After what felt like a long, painful process, we're officially in. Boxes have began to be unpacked, furniture arranged, knick-knacks displayed – it's starting to feel like home. H O M E.
I haven't had a 'home' since, well, I moved out of the house I lived in for 20-odd years of my life. Growing up, my family never moved house, we just built on the one we had. We had three renovated kitchens, one upscaled second-story, one unexpected brother (yes mum – we're aware), four bedroom relocations, and one bungalow serving as an extra bedroom build. The idea of 'home' for me, was one space. I never had to create a home, because home, was always there.

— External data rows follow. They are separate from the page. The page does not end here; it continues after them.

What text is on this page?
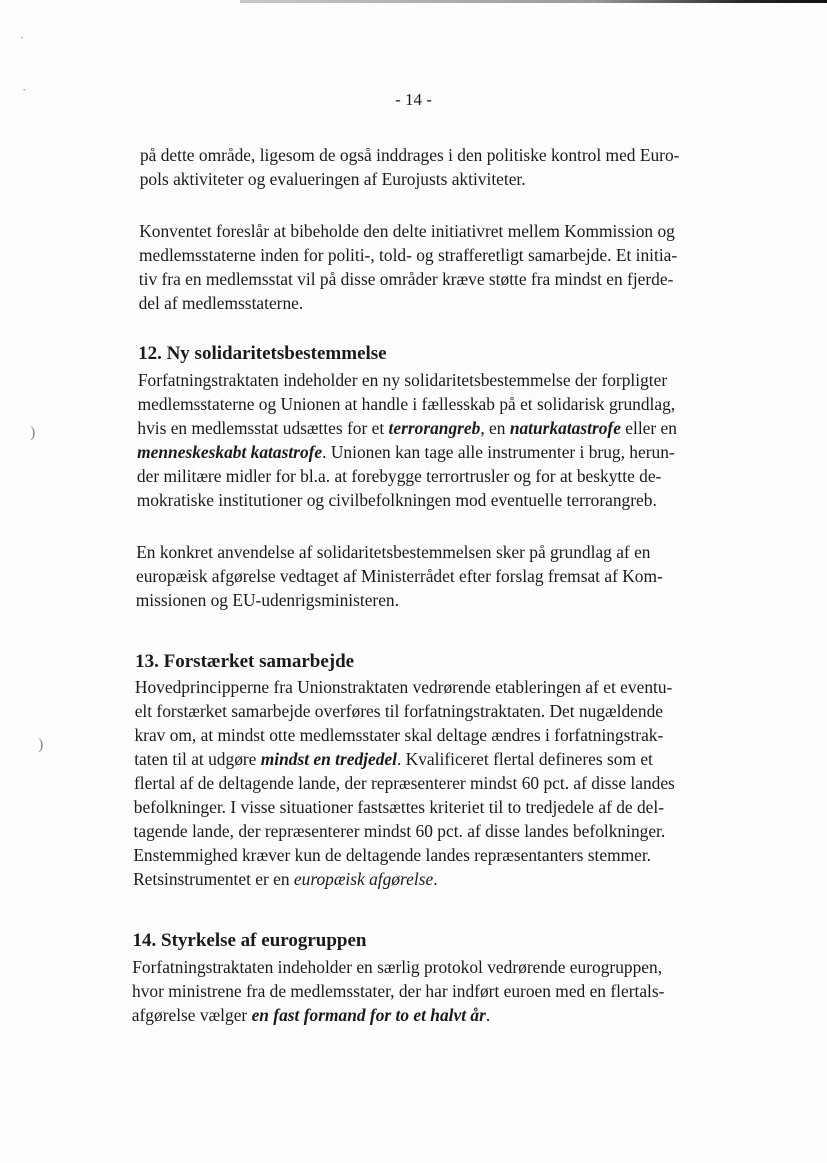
·
·
)
)
- 14 -
på dette område, ligesom de også inddrages i den politiske kontrol med Euro-
pols aktiviteter og evalueringen af Eurojusts aktiviteter.
Konventet foreslår at bibeholde den delte initiativret mellem Kommission og
medlemsstaterne inden for politi-, told- og strafferetligt samarbejde. Et initia-
tiv fra en medlemsstat vil på disse områder kræve støtte fra mindst en fjerde-
del af medlemsstaterne.
12. Ny solidaritetsbestemmelse
Forfatningstraktaten indeholder en ny solidaritetsbestemmelse der forpligter
medlemsstaterne og Unionen at handle i fællesskab på et solidarisk grundlag,
hvis en medlemsstat udsættes for et terrorangreb, en naturkatastrofe eller en
menneskeskabt katastrofe. Unionen kan tage alle instrumenter i brug, herun-
der militære midler for bl.a. at forebygge terrortrusler og for at beskytte de-
mokratiske institutioner og civilbefolkningen mod eventuelle terrorangreb.
En konkret anvendelse af solidaritetsbestemmelsen sker på grundlag af en
europæisk afgørelse vedtaget af Ministerrådet efter forslag fremsat af Kom-
missionen og EU-udenrigsministeren.
13. Forstærket samarbejde
Hovedprincipperne fra Unionstraktaten vedrørende etableringen af et eventu-
elt forstærket samarbejde overføres til forfatningstraktaten. Det nugældende
krav om, at mindst otte medlemsstater skal deltage ændres i forfatningstrak-
taten til at udgøre mindst en tredjedel. Kvalificeret flertal defineres som et
flertal af de deltagende lande, der repræsenterer mindst 60 pct. af disse landes
befolkninger. I visse situationer fastsættes kriteriet til to tredjedele af de del-
tagende lande, der repræsenterer mindst 60 pct. af disse landes befolkninger.
Enstemmighed kræver kun de deltagende landes repræsentanters stemmer.
Retsinstrumentet er en europæisk afgørelse.
14. Styrkelse af eurogruppen
Forfatningstraktaten indeholder en særlig protokol vedrørende eurogruppen,
hvor ministrene fra de medlemsstater, der har indført euroen med en flertals-
afgørelse vælger en fast formand for to et halvt år.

The day I moved out of my family home, it was raining. My mum and her brother helped me lug what little I owned 40 minutes on the other side of Melbourne to my new 'home'. A beautiful huge art-deco house shared between myself and two other girls I didn't know well at the time. My mum and uncle helped unpack the trailer and make my bed. Once they left, I sunk into my brand new mattress, and sobbed. I cried for everything I was leaving behind, and the new chapter in the book we call life.
Since that moment, I haven't really felt at 'home'. To make matters more confusing, I've moved every single year since, into a new space, with new people. So as you can imagine, creating a 'home' for myself, has been difficult.
Nowadays, when I do go back to my family home, it no longer feels like 'home'. A lot has changed since I left, and now, it just feels like another space.
All this, has made me long for that feeling again. The feeling of coming home after time away, to comfort, familiarity, and ease. I cannot wait to create that with Josh – someone to share all of this and more with. Home sweet home.
Tell me, what does 'home' mean to you? Do you struggle with the notion?